Disseminação de mensagens em redes oportunistas baseada em relações sociais e aprendizagem de máquina

Abstract

Opportunistic networks provide communication support in areas with overloaded cellular networks, and in scenarios where a fixed infrastructure is not available, as in remote and developing regions. A critical issue, which still requires a satisfactory solution, is the design of an efficient data delivery solution that considers delivery efficiency, delay, and cost. To tackle this problem, most researchers have used either the network state or node mobility as a forwarding criterion. Solutions based on social behaviour have recently being considered as a promising alternative. Following the philosophy from this new category of protocols, in this work, we present the "FriendShip and Acquaintanceship Forwarding"(FSF), a routing algorithm that makes its routing decisions considering the social ties between the nodes and both the selfishness and the device resources levels of the candidate to message relay. When a contact opportunity arises, FSF first classifies the social ties between the message destination and the candidate to relay.

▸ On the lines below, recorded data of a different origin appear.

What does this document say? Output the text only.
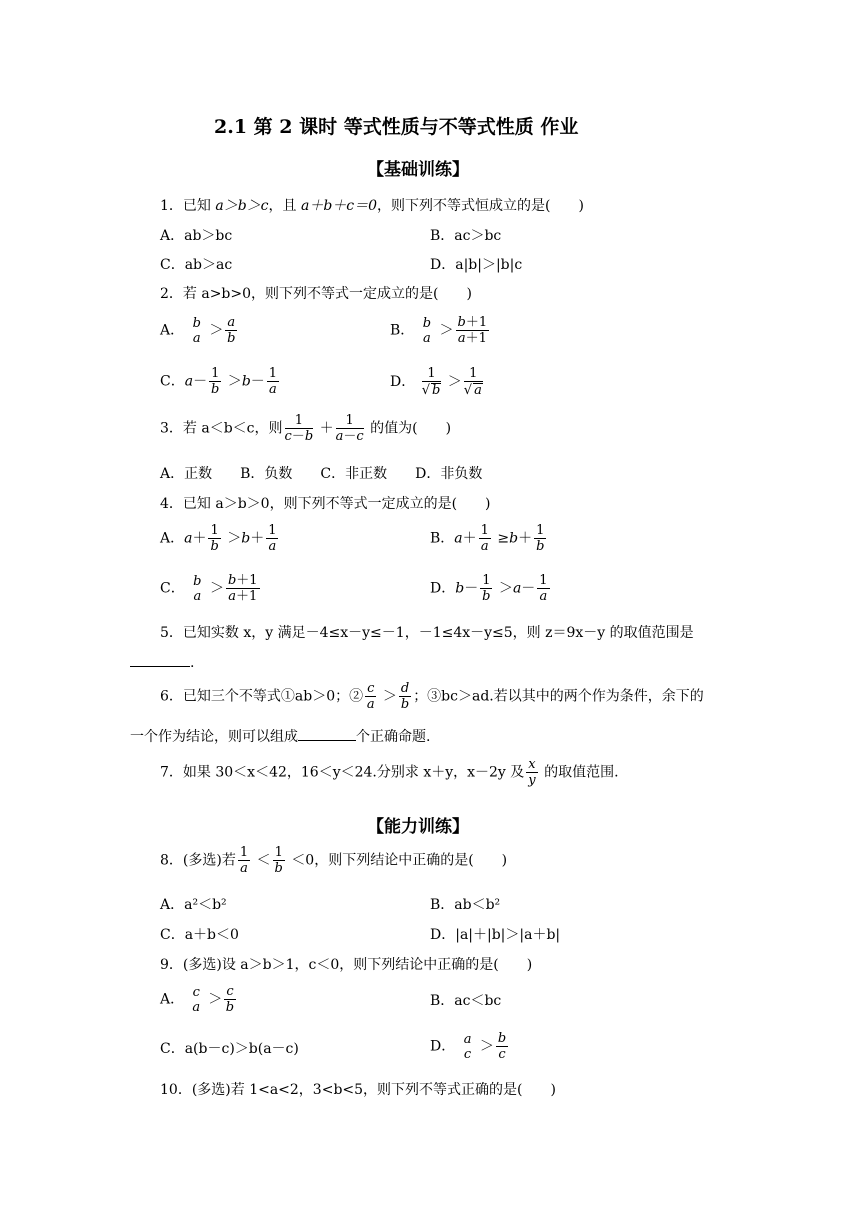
2.1 第 2 课时 等式性质与不等式性质 作业
【基础训练】
1．已知 a＞b＞c，且 a＋b＋c＝0，则下列不等式恒成立的是(　　)
A．ab＞bc	B．ac＞bc
C．ab＞ac	D．a|b|＞|b|c
2．若 a>b>0，则下列不等式一定成立的是(　　)
A． b
$a > \frac{a}{b}$	B． b
$a > \frac{b+1}{a+1}$
C．$a- \frac{1}{b} >b- \frac{1}{a}$	D． $\frac{1}{√ b} > \frac{1}{√ a}$
3．若 a＜b＜c，则 $\frac{1}{c-b} + \frac{1}{a-c}$ 的值为(　　)
A．正数　　B．负数　　C．非正数　　D．非负数
4．已知 a＞b＞0，则下列不等式一定成立的是(　　)
A．$a+ \frac{1}{b} >b+ \frac{1}{a}$	B．$a+ \frac{1}{a} \ge b+ \frac{1}{b}$
C． b
$a > \frac{b+1}{a+1}$	D．$b- \frac{1}{b} >a- \frac{1}{a}$
5．已知实数 x，y 满足－4≤x－y≤－1，－1≤4x－y≤5，则 z＝9x－y 的取值范围是
.
6．已知三个不等式①ab＞0；② $\frac{c}{a} > \frac{d}{b}$ ；③bc＞ad.若以其中的两个作为条件，余下的
一个作为结论，则可以组成	个正确命题.
7．如果 30＜x＜42，16＜y＜24.分别求 x＋y，x－2y 及 $\frac{x}{y}$ 的取值范围.
【能力训练】
8．(多选)若 $\frac{1}{a} < \frac{1}{b} <0$，则下列结论中正确的是(　　)
A．a²＜b²	B．ab＜b²
C．a＋b＜0	D．|a|＋|b|＞|a＋b|
9．(多选)设 a＞b＞1，c＜0，则下列结论中正确的是(　　)
A． c
$a > \frac{c}{b}$	B．ac＜bc
C．a(b－c)＞b(a－c)	D． a
$c > \frac{b}{c}$
10．(多选)若 1<a<2，3<b<5，则下列不等式正确的是(　　)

Then, by using logistic functions, FSF assesses the relay node selfishness to consider those cases in which the relay node is socially selfish. To consider those cases in which the relay node does not accept to receive the message because its device has resource constraints at that moment, FSF looks at the resource levels of the relay node. Regarding the buffer management problems, in this work we introduced the algorithm Friendly-Drop (FDA) which takes its decisions based on the nodes social relationships. When the nodes buffer is with constraints, FDA drops the messages addressed to nodes with weak social relationship. On the other hand, if a pair of nodes are in contact, FDA sends the messages addressed to nodes having strong social relationships. By using the ONE simulator to carry out trace-driven simulation experiments, we have found that even considering the selfishness on routing issues, our FSF algorithm outperforms previously proposed schemes, by increasing the delivery ratio up to 20% with the advantage it needs a lower number of forwarding events. We have also found that the buffer management algorithm can become an important key to improve network performance in scenarios with selfish nodes.